A 20-member delegation of professionals from Sri Lanka’s Gem and Jewellery sector visited India from 1–20 December 2025 to participate in a specialised Training and Capacity Building Programme. The delegation represented the gemstone cutting and polishing segments of Sri Lanka’s Gem and Jewellery industry.

The programme was organised pursuant to the announcement made by Prime Minister of India, Narendra Modi, during his visit to Sri Lanka in April 2025, under which India committed to offering 700 customised training slots annually for Sri Lankan professionals as part of ongoing bilateral capacity-building cooperation.

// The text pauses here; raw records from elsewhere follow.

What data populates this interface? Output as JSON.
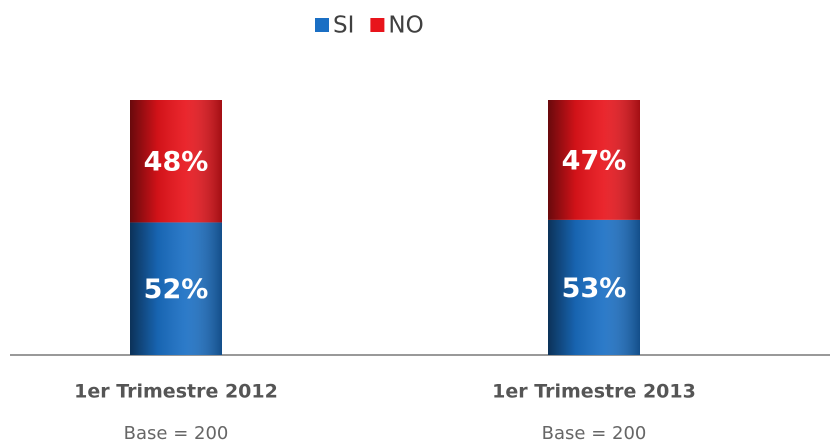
{
  "chart_data": {
    "type": "stacked_bar",
    "categories": [
      "1er Trimestre 2012",
      "1er Trimestre 2013"
    ],
    "category_notes": [
      "Base = 200",
      "Base = 200"
    ],
    "series": [
      {
        "name": "SI",
        "color": "#1a6fc4",
        "values": [
          52,
          53
        ],
        "value_labels": [
          "52%",
          "53%"
        ]
      },
      {
        "name": "NO",
        "color": "#e8141b",
        "values": [
          48,
          47
        ],
        "value_labels": [
          "48%",
          "47%"
        ]
      }
    ],
    "legend": "top"
  }
}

The 20-day training programme was conducted by the Government of India at the Indian Institute of Gem & Jewellery, Jaipur, Rajasthan. The curriculum comprised a comprehensive set of technical and thematic sessions covering the entire Gem and Jewellery value chain. Key modules included cleaving and sawing, pre-forming, shaping, cutting and faceting, polishing, quality assessment, and industry interactions, aimed at strengthening practical skills and enhancing design and production capabilities.

As part of the experiential learning component, the participants undertook site visits to leading gemstone manufacturing units, gaining first-hand exposure to contemporary production technologies, design development processes, and modern retail practices within India’s Gem and Jewellery ecosystem.

The specialised training programme contributed meaningfully to strengthening professional competencies, promoting knowledge exchange, and deepening institutional and industry linkages in the Gem and Jewellery sector between India and Sri Lanka, reflecting the continued commitment of both countries to capacity building and people-centric economic cooperation.